About half of Colorado’s 100,000 wells are closed and of them over 700 are “orphaned” or basically abandoned. Now, let’s start connecting some dots.
“Closing wells costs about $85,000 each according to the Colorado Oil and Gas Conservation Commission (COGCC). Recently two wells in urban California cost over $1 million each to close. Obviously the expense range is great. Using the COGCC’s estimate, the closing of these “orphaned” wells will cost the taxpayers $61 million in the next few years.” (counterpunch)
But not all is (financially) well in the industry. Fracking companies either in bankruptcy or heading toward that safehaven is the next “dot” to connect. In other words, with massive and unsustainable microeconomic debt who’s going to pay to cap these wells? $8.5 billion and likely more the public will pay. Maintenance on these caps will be required for decades. Who’ll pay for that?

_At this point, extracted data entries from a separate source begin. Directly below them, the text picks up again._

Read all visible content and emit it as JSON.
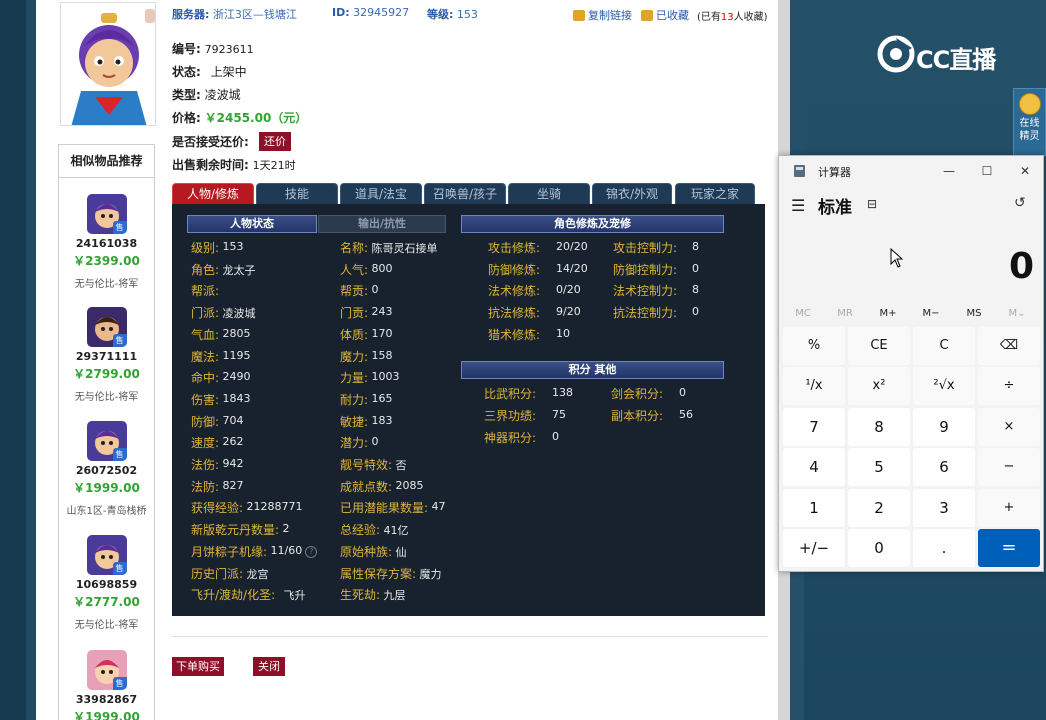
{
  "window": {
    "width": 1046,
    "height": 720
  },
  "listing": {
    "server_label": "服务器:",
    "server_value": "浙江3区—钱塘江",
    "id_label": "ID:",
    "id_value": "32945927",
    "level_label": "等级:",
    "level_value": "153",
    "copy_link": "复制链接",
    "favorited": "已收藏",
    "fav_prefix": "(已有",
    "fav_count": "13",
    "fav_suffix": "人收藏)",
    "number_label": "编号:",
    "number_value": "7923611",
    "status_label": "状态:",
    "status_value": "上架中",
    "type_label": "类型:",
    "type_value": "凌波城",
    "price_label": "价格:",
    "price_value": "￥2455.00（元）",
    "haggle_label": "是否接受还价:",
    "haggle_button": "还价",
    "remain_label": "出售剩余时间:",
    "remain_value": "1天21时"
  },
  "similar": {
    "title": "相似物品推荐",
    "items": [
      {
        "id": "24161038",
        "price": "￥2399.00",
        "server": "无与伦比-将军",
        "tag": "售"
      },
      {
        "id": "29371111",
        "price": "￥2799.00",
        "server": "无与伦比-将军",
        "tag": "售"
      },
      {
        "id": "26072502",
        "price": "￥1999.00",
        "server": "山东1区-青岛栈桥",
        "tag": "售"
      },
      {
        "id": "10698859",
        "price": "￥2777.00",
        "server": "无与伦比-将军",
        "tag": "售"
      },
      {
        "id": "33982867",
        "price": "￥1999.00",
        "server": "",
        "tag": "售"
      }
    ]
  },
  "tabs": [
    "人物/修炼",
    "技能",
    "道具/法宝",
    "召唤兽/孩子",
    "坐骑",
    "锦衣/外观",
    "玩家之家"
  ],
  "panel": {
    "sec_status": "人物状态",
    "sec_output": "输出/抗性",
    "sec_cultivation": "角色修炼及宠修",
    "sec_points": "积分 其他",
    "col1": [
      {
        "label": "级别:",
        "value": "153"
      },
      {
        "label": "角色:",
        "value": "龙太子"
      },
      {
        "label": "帮派:",
        "value": ""
      },
      {
        "label": "门派:",
        "value": "凌波城"
      },
      {
        "label": "气血:",
        "value": "2805"
      },
      {
        "label": "魔法:",
        "value": "1195"
      },
      {
        "label": "命中:",
        "value": "2490"
      },
      {
        "label": "伤害:",
        "value": "1843"
      },
      {
        "label": "防御:",
        "value": "704"
      },
      {
        "label": "速度:",
        "value": "262"
      },
      {
        "label": "法伤:",
        "value": "942"
      },
      {
        "label": "法防:",
        "value": "827"
      },
      {
        "label": "获得经验:",
        "value": "21288771"
      },
      {
        "label": "新版乾元丹数量:",
        "value": "2"
      },
      {
        "label": "月饼粽子机缘:",
        "value": "11/60"
      },
      {
        "label": "历史门派:",
        "value": "龙宫"
      },
      {
        "label": "飞升/渡劫/化圣:",
        "value": "飞升"
      }
    ],
    "col2": [
      {
        "label": "名称:",
        "value": "陈哥灵石接单"
      },
      {
        "label": "人气:",
        "value": "800"
      },
      {
        "label": "帮贡:",
        "value": "0"
      },
      {
        "label": "门贡:",
        "value": "243"
      },
      {
        "label": "体质:",
        "value": "170"
      },
      {
        "label": "魔力:",
        "value": "158"
      },
      {
        "label": "力量:",
        "value": "1003"
      },
      {
        "label": "耐力:",
        "value": "165"
      },
      {
        "label": "敏捷:",
        "value": "183"
      },
      {
        "label": "潜力:",
        "value": "0"
      },
      {
        "label": "靓号特效:",
        "value": "否"
      },
      {
        "label": "成就点数:",
        "value": "2085"
      },
      {
        "label": "已用潜能果数量:",
        "value": "47"
      },
      {
        "label": "总经验:",
        "value": "41亿"
      },
      {
        "label": "原始种族:",
        "value": "仙"
      },
      {
        "label": "属性保存方案:",
        "value": "魔力"
      },
      {
        "label": "生死劫:",
        "value": "九层"
      }
    ],
    "cult_left": [
      {
        "label": "攻击修炼:",
        "value": "20/20"
      },
      {
        "label": "防御修炼:",
        "value": "14/20"
      },
      {
        "label": "法术修炼:",
        "value": "0/20"
      },
      {
        "label": "抗法修炼:",
        "value": "9/20"
      },
      {
        "label": "猎术修炼:",
        "value": "10"
      }
    ],
    "cult_right": [
      {
        "label": "攻击控制力:",
        "value": "8"
      },
      {
        "label": "防御控制力:",
        "value": "0"
      },
      {
        "label": "法术控制力:",
        "value": "8"
      },
      {
        "label": "抗法控制力:",
        "value": "0"
      }
    ],
    "points_left": [
      {
        "label": "比武积分:",
        "value": "138"
      },
      {
        "label": "三界功绩:",
        "value": "75"
      },
      {
        "label": "神器积分:",
        "value": "0"
      }
    ],
    "points_right": [
      {
        "label": "剑会积分:",
        "value": "0"
      },
      {
        "label": "副本积分:",
        "value": "56"
      }
    ]
  },
  "actions": {
    "buy": "下单购买",
    "close": "关闭"
  },
  "overlay": {
    "brand": "CC直播",
    "spirit_line1": "在线",
    "spirit_line2": "精灵"
  },
  "calculator": {
    "title": "计算器",
    "mode": "标准",
    "display": "0",
    "minimize": "—",
    "maximize": "☐",
    "close": "✕",
    "menu_glyph": "☰",
    "keep_glyph": "⊟",
    "history_glyph": "↺",
    "memory": [
      "MC",
      "MR",
      "M+",
      "M−",
      "MS",
      "M⌄"
    ],
    "keys": [
      [
        "%",
        "CE",
        "C",
        "⌫"
      ],
      [
        "¹/x",
        "x²",
        "²√x",
        "÷"
      ],
      [
        "7",
        "8",
        "9",
        "×"
      ],
      [
        "4",
        "5",
        "6",
        "−"
      ],
      [
        "1",
        "2",
        "3",
        "+"
      ],
      [
        "+/−",
        "0",
        ".",
        "="
      ]
    ]
  },
  "colors": {
    "accent_red": "#8c1028",
    "price_green": "#2fa42f",
    "stat_label": "#e0b437",
    "calc_equals": "#005fb8"
  }
}
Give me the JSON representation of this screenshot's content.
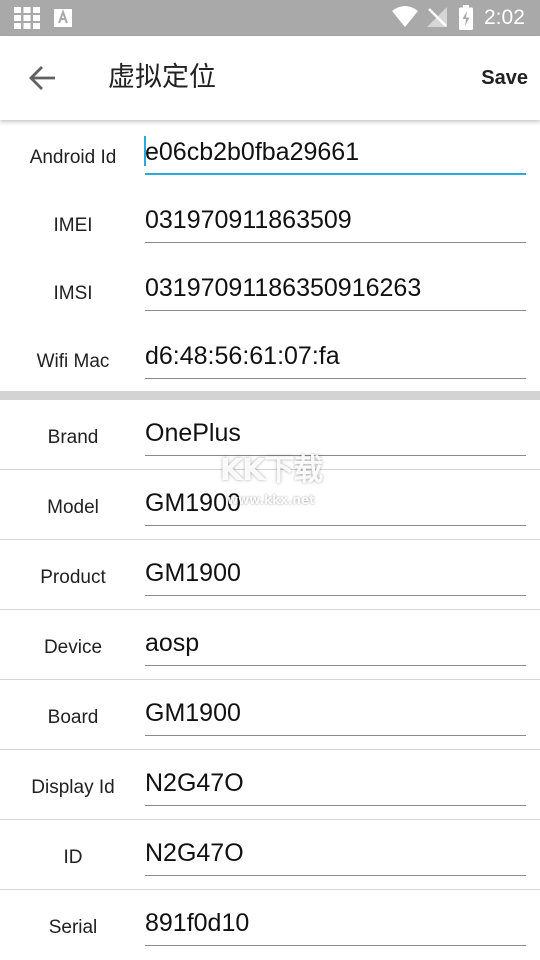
{
  "status_bar": {
    "time": "2:02",
    "icons": [
      "grid-icon",
      "a-badge-icon",
      "wifi-icon",
      "no-signal-icon",
      "battery-charging-icon"
    ]
  },
  "app_bar": {
    "back_icon": "arrow-left-icon",
    "title": "虚拟定位",
    "save_label": "Save"
  },
  "device_ids": [
    {
      "label": "Android Id",
      "value": "e06cb2b0fba29661",
      "focused": true
    },
    {
      "label": "IMEI",
      "value": "031970911863509"
    },
    {
      "label": "IMSI",
      "value": "03197091186350916263"
    },
    {
      "label": "Wifi Mac",
      "value": "d6:48:56:61:07:fa"
    }
  ],
  "build_props": [
    {
      "label": "Brand",
      "value": "OnePlus"
    },
    {
      "label": "Model",
      "value": "GM1900"
    },
    {
      "label": "Product",
      "value": "GM1900"
    },
    {
      "label": "Device",
      "value": "aosp"
    },
    {
      "label": "Board",
      "value": "GM1900"
    },
    {
      "label": "Display Id",
      "value": "N2G47O"
    },
    {
      "label": "ID",
      "value": "N2G47O"
    },
    {
      "label": "Serial",
      "value": "891f0d10"
    }
  ],
  "watermark": {
    "title": "KK下载",
    "url": "www.kkx.net"
  },
  "colors": {
    "status_bar": "#a9a9a9",
    "accent": "#29a9de",
    "divider": "#d3d3d3"
  }
}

Some of the public will also pay additional costs with their health! What bean-counters are factoring in that expense? Officially none, but even that venerable capitalist voice, Forbes, tells us fracking is bad for human health. Anywhere there’s a fracking operation, there’s a public health “dot.”
Let’s move on to another “dot,” this one a little closer to home. Duke Energy, like many of the electric utilities, boasts of cheap and plentiful natural gas. You can hear Duke’s PR man brag about it here. They invest heavily in natural gas combustion generation and make public claims that their “fuel source” is cheap. Really?
The next “dot?” When we do the solar financial modeling for nonprofit organizations, we have to compare their “business as usual” (grid supplied electricity) with solar. Utilities shift (i.e. hide) a lot of things under their “fixed cost.” You’ll see a part of your bill that you pay regardless of how many kilowatt hours you use. That makes it difficult get the full value from solar that is actually there. That shape-shifting isn’t done by the laws of nature; it’s done by corporations seeking to extract even more massive profit from the public.
In sum, this is another example of how private companies love socialism– when they offload their expenses and garbage on others in order to maximize profit. For an industry to say solar is expensive and that “conventional power” is cheap is simply crazy talk. Economists created a word (sounds so scientific, doesn’t it) that conveniently hides these costs– EXTERNALITIES. What a big linguistic rug to sweep all this under. It’s time for a wake-up call.
This fracking story may be far away in Colorado, but we need to connect these dots. Their effects land very close to home. Their backyard is my backyard. The effects span the globe since methane is a potent climate-destroying gas.